With 100,000 English learners (ELs) spread across more than 2,500 schools and more than 130 charter schools in 115 school districts, the North Carolina Department of Public Instruction (the Department) needed to ensure that teachers of ELs received the latest professional development available. Research has shown that teachers of ELs need to use specialized instructional practices to develop students’ academic language and content knowledge to support their achievement, but not all educators have training and preparation to meet these students’ needs.
The Department identified high-quality EL professional development training for all North Carolina educators, including general education teachers, teachers of special populations such as ELs and students with disabilities, and district and school administrators, as an important pathway to achieving this goal. However, limited resources precluded Department staff from traveling throughout the state to train educators in every school with an EL population, so state officials instead relied on a select group of teachers to train other educators within their regions.
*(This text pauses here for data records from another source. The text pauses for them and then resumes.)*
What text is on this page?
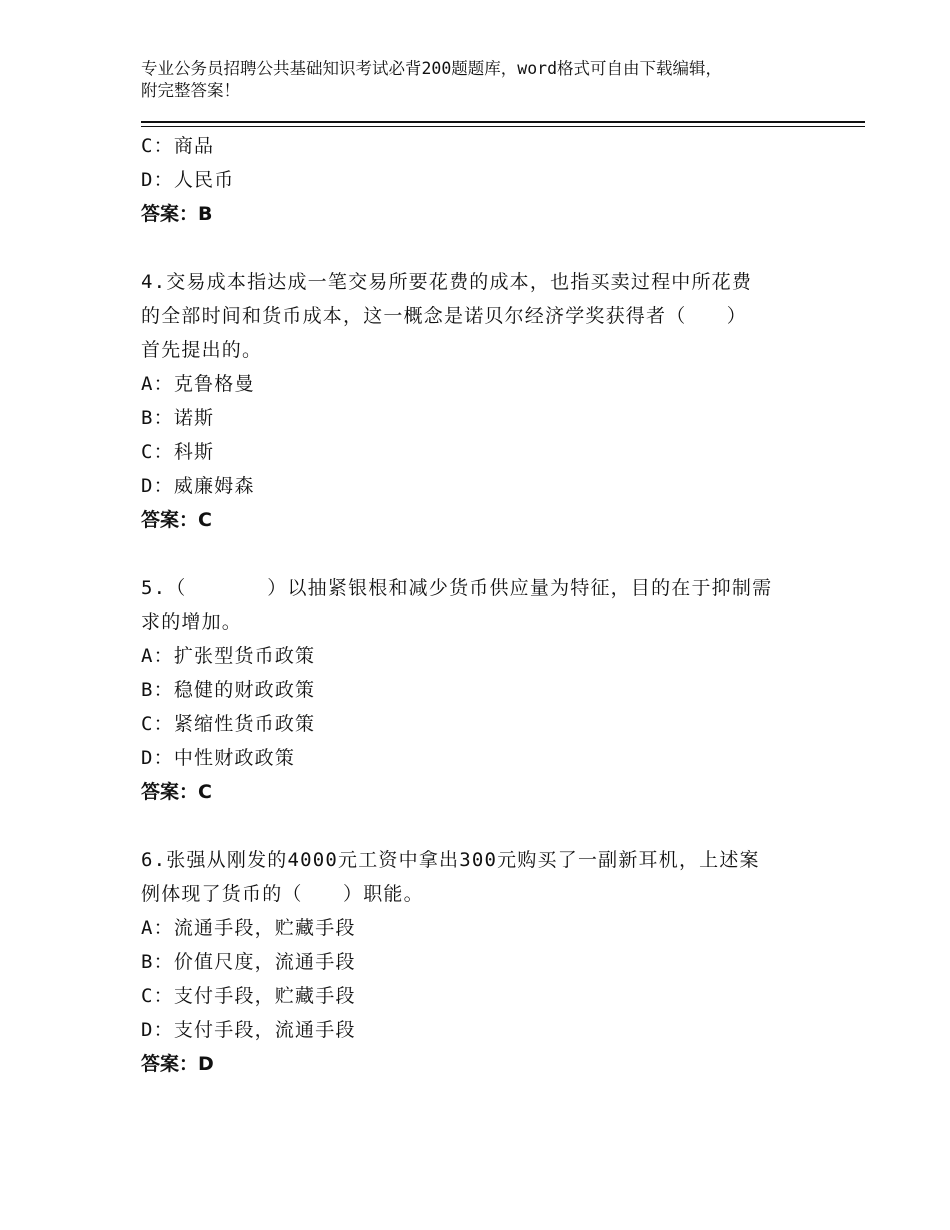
专业公务员招聘公共基础知识考试必背200题题库，word格式可自由下载编辑，
附完整答案！
C：商品
D：人民币
答案：B
4.交易成本指达成一笔交易所要花费的成本，也指买卖过程中所花费
的全部时间和货币成本，这一概念是诺贝尔经济学奖获得者（　　）
首先提出的。
A：克鲁格曼
B：诺斯
C：科斯
D：威廉姆森
答案：C
5.（　　　　）以抽紧银根和减少货币供应量为特征，目的在于抑制需
求的增加。
A：扩张型货币政策
B：稳健的财政政策
C：紧缩性货币政策
D：中性财政政策
答案：C
6.张强从刚发的4000元工资中拿出300元购买了一副新耳机，上述案
例体现了货币的（　　）职能。
A：流通手段，贮藏手段
B：价值尺度，流通手段
C：支付手段，贮藏手段
D：支付手段，流通手段
答案：D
This support network of teacher-trainers delivered professional development locally, increasing the Department’s capacity to reach schools and students throughout the state. But leaders needed to ensure that the support network was effective. Again, geography and limited resources posed a problem. With teacher-trainers spread across the state, how could Department staff offer them ongoing, effective feedback, tailored training, and guidance? How could the Department evaluate these teachers? And how could it make sure its trainers were the best they could be, and that teachers who participated in trainings were learning how to bring best practices to their classrooms?
With support from the Southeast Comprehensive Center, which is funded by the U.S. Department of Education, the Department began to refine its teacher-trainer support system in 2014. Center experts worked on two fronts.
First, the Department embarked on the development and evaluation of a teacher-training cadre. The Department’s Title III office, which provides professional development support on EL issues to districts around the state, worked with Southeast Comprehensive Center experts to develop a tool that would help observers document the teacher-trainers’ presentation skills and subject knowledge. The tool would be used to help current trainers reflect on their practice and as guidance for hiring new trainers.
By January 2016, the tool was ready for a pilot test to ensure teacher-trainers would be evaluated accurately and consistently by different raters. Center experts tested the tool during district training sessions with promising results: Ratings of the same teacher-trainer by different raters matched 80% of the time.
On the second front, the Department set out to review and enhance its annual 3-day summer conference for EL educators, general education teachers, and administrators. Department staff wanted to know whether and how attendees would use the strategies presented in various training sessions to improve their practice. To find out, the Center and the Department developed and administered a participant survey at the end of the 2014 conference.
By 2015, the partnership had also produced an EL strategies implementation survey to be given halfway through the school year. The implementation survey asked which strategies educators had already implemented and how they felt their summer training had supported them where it mattered: in the classroom.
- Overall, more than 95% of survey respondents indicated that the summer training was relevant to their current assignment. One respondent wrote, “I brought back what I learned at the summer training and trained our EL department for the district through several smaller training sessions throughout this school year.”
- As an example of the utility of specific training sessions, more than 90% of respondents who attended the sessions on ExC-ELL* (a 10-step teaching strategy) indicated they were incorporating EL reading and vocabulary strategies into their instruction.
As the Department moved forward, Center experts provided training for the state on how to extract, filter, and analyze the data from the tool and surveys. The training also included ways to use those data to inform state-level decisions on selecting future summer conference training and EL coaching topics.
Working together, the Center and the Department provide more support for educators, particularly those teaching EL students, throughout the state. Department staff can evaluate their EL teacher-trainers more efficiently through observation, and they have confidence in the systems’ reliability. Development of a peer observation tool is underway to allow EL teacher-trainers to observe and appraise one another during professional development sessions.
Department staff are exploring other ways to use both strategies to provide effective professional learning opportunities to educators of ELs around the state and will continue to refine its summer conference to ensure that North Carolina educators get what they need to better support students in the classroom.
Motivated by the continuing goal of improving instruction, Center experts and the Department are diving deeper into the data they have collected from EL educators since summer 2014.
Working together, they are currently revising the participant survey for the 2017 summer conference to discover how educators plan to use the strategies they learn during the conference. Later in fall 2017, a revised EL strategies implementation survey will be administered to the participants to gauge how they have employed the skills and knowledge gained from the conference in their classrooms. As the Department implements the Every Student Succeeds Act, Department staff will have to implement measures of English language proficiency. Over time, these new accountability measures may illuminate the extent to which EL students are benefiting directly from this professional development initiative.
 English learners comprise a fast-growing population of students enrolled in U.S. schools who are limited in English proficiency and require placement in language instruction programs.